I. Triomphe des gras
II. Absence de vie
Commentaire littéraire
I. Triomphe des gras
- Répétition des gras => redondance.
- Hyperboles => invasion des gras "crevant de santé".
- Claude pris en embuscade entre les gras.
- Eléments désignant le café de la normande sont clinquants :
champ lexical des feux.
- Opposition entre la santé des gras et la maigreur de Claude.
- Nourriture => champ lexical de la santé.
- Salut : femmes qui se sont battus pendant tout le roman s’allie => triomphe des gras.
II. Absence de vie
- Reprise anaphorique de "jamais" = renforce le caractère récurrent
de ses éléments qui le sont encore plus à la fin.

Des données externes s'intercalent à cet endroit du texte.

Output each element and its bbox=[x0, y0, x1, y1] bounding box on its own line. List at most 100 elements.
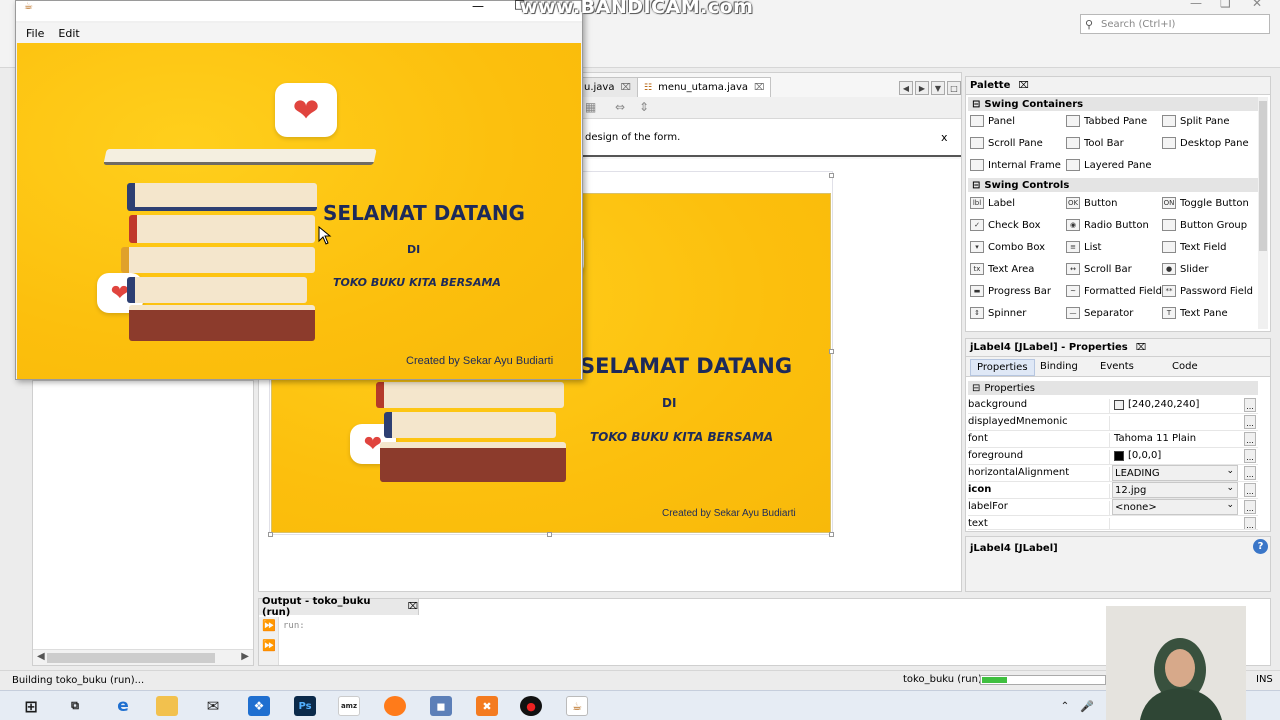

- Noms communs redondant accompagnés d’adjectifs renforçant leur idée qui marque une gradation.
- "sans secousse, sans vie" => absence de désir synonyme de mort.
- "son corsage tendu digérait" => hypallage qui renforce le sentiment d’inertie.
- Personnification des éléments de la charcuterie : tournure
pronominale qui permet de rendre le sujet actif "jambonneaux qui ont des figures, les guirlandes ragaillardis".
Zola enlève la vie à Lisa et la transpose à la charcuterie car pour eux la vie se trouve dans la mangeaille.
Conclusion
Dans cette dernière page du ventre de
Paris, Zola reprend le thème des gras et des maigres développés
tout au long du roman : ici c’est à Claude que revient le rôle
de clore ce voyage dans les Halles par cette antithèse finale résumant
la portée du livre où il stigmatise le caractère trompeur
de cette honnêteté de surface.
Ainsi Zola fustige la fausse probité des enrichis du second empire qui cèdent à l’appât du gain pour bien vivre.